Lisa Shaw is not your average house diva; in fact, the word diva–with its connotations of limelight-hogging theatrics–doesn't apply at all to Shaw's approach, which is the very embodiment of restraint and good taste. That style has something to do with the singer's natural range (she's most comfortable in lower registers), with her retiring personality (she's Canadian, after all), and with her formative years in Toronto's sedate acid-jazz scene. She's come a long way from playing for intimate crowds in chic Hogtown hangouts to headlining bills at punter-filled superclubs, but Shaw figures the experience she earned on the home front is what sets her apart.
"I've been around all kinds of dance music, and one problem I first had with house was that all the vocals sounded similar, this gospel wailing that I couldn't really relate to," says the chanteuse, reached on the road in San Francisco. "When I first started writing with house producers, I approached it more from a singer-songwriter point of view. If you think about the disco era and groups like Sister Sledge or Chic, they were doing soul records, but it was dance music at the same time. That's what I wanted, something a little bit more in-depth from a songwriting perspective."
On early singles "Everyday" and "Let's Do It Together" (produced by Dave Warrin and Jay Denes, respectively), Shaw helped define the contemporary West Coast sound, a windswept style that tones down the Chicago school's hard-bitten realism for something at once sweeter and more serene. If Roberta Flack or Sade had been house singers, they might have sounded something like Shaw, who demonstrated her full range of talents on 2005's Cherry, her first full-length. Released on the archetypal San Fran house label Naked Music, that album was something of a curve ball, featuring just as many mid- and down-tempo songs as house anthems, thus dividing dance enthusiasts, who expected only club tracks.
"There were a lot of hands in the pot in terms of how many up-tempo songs to put on the record versus how many chill songs to include," she explains. "The biggest lesson to learn was the importance of sticking to your guns. People were saying, 'You're a house singer and you should have more up-tempo on there,' but my feeling was that it was a full-length and I wanted it to reflect my whole personality. I don't only do dance music."

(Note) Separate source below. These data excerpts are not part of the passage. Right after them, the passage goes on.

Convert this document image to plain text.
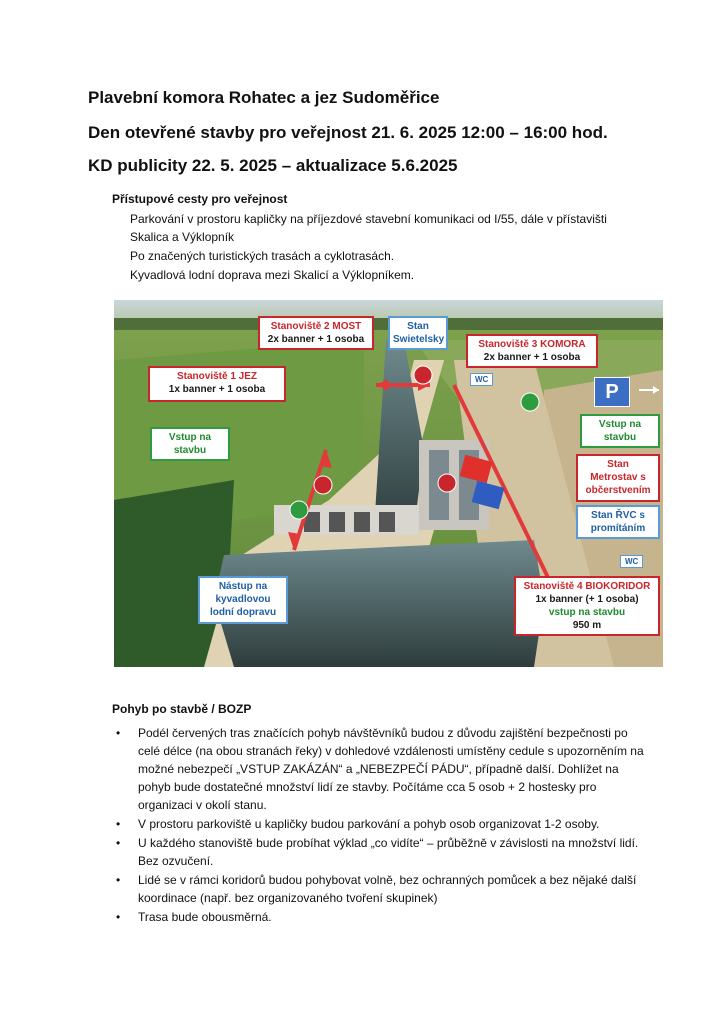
Plavební komora Rohatec a jez Sudoměřice
Den otevřené stavby pro veřejnost 21. 6. 2025 12:00 – 16:00 hod.
KD publicity 22. 5. 2025 – aktualizace 5.6.2025
Přístupové cesty pro veřejnost

Parkování v prostoru kapličky na příjezdové stavební komunikaci od I/55, dále v přístavišti Skalica a Výklopník

Po značených turistických trasách a cyklotrasách.

Kyvadlová lodní doprava mezi Skalicí a Výklopníkem.

Stanoviště 2 MOST
2x banner + 1 osoba
Stan
Swietelsky	Stanoviště 3 KOMORA
2x banner + 1 osoba
Stanoviště 1 JEZ
1x banner + 1 osoba
WC
P
Vstup na
stavbu
Vstup na
stavbu
Stan
Metrostav s
občerstvením
Stan ŘVC s
promítáním
WC
Nástup na
kyvadlovou
lodní dopravu
Stanoviště 4 BIOKORIDOR
1x banner (+ 1 osoba)
vstup na stavbu
950 m
Pohyb po stavbě / BOZP
• Podél červených tras značících pohyb návštěvníků budou z důvodu zajištění bezpečnosti po celé délce (na obou stranách řeky) v dohledové vzdálenosti umístěny cedule s upozorněním na možné nebezpečí „VSTUP ZAKÁZÁN“ a „NEBEZPEČÍ PÁDU“, případně další. Dohlížet na pohyb bude dostatečné množství lidí ze stavby. Počítáme cca 5 osob + 2 hostesky pro organizaci v okolí stanu.
• V prostoru parkoviště u kapličky budou parkování a pohyb osob organizovat 1-2 osoby.
• U každého stanoviště bude probíhat výklad „co vidíte“ – průběžně v závislosti na množství lidí. Bez ozvučení.
• Lidé se v rámci koridorů budou pohybovat volně, bez ochranných pomůcek a bez nějaké další koordinace (např. bez organizovaného tvoření skupinek)
• Trasa bude obousměrná.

In case there was any doubt, that message will be reinforced on the singer's lounge-friendly sophomore album, slated for release next year on famed producer Miguel Migs's Salted Music label. In the meantime, folks jonesing for a deep-house fix should check out Migs's current single, "Those Things", a smouldering disco throwback that features Shaw confronting a shiftless ex-lover, exhibiting the kind of poise only the righteous can manage. It's that steady confidence that makes Shaw not just another house singer, but an artist.
Lisa Shaw plays the Caprice tonight (August 23).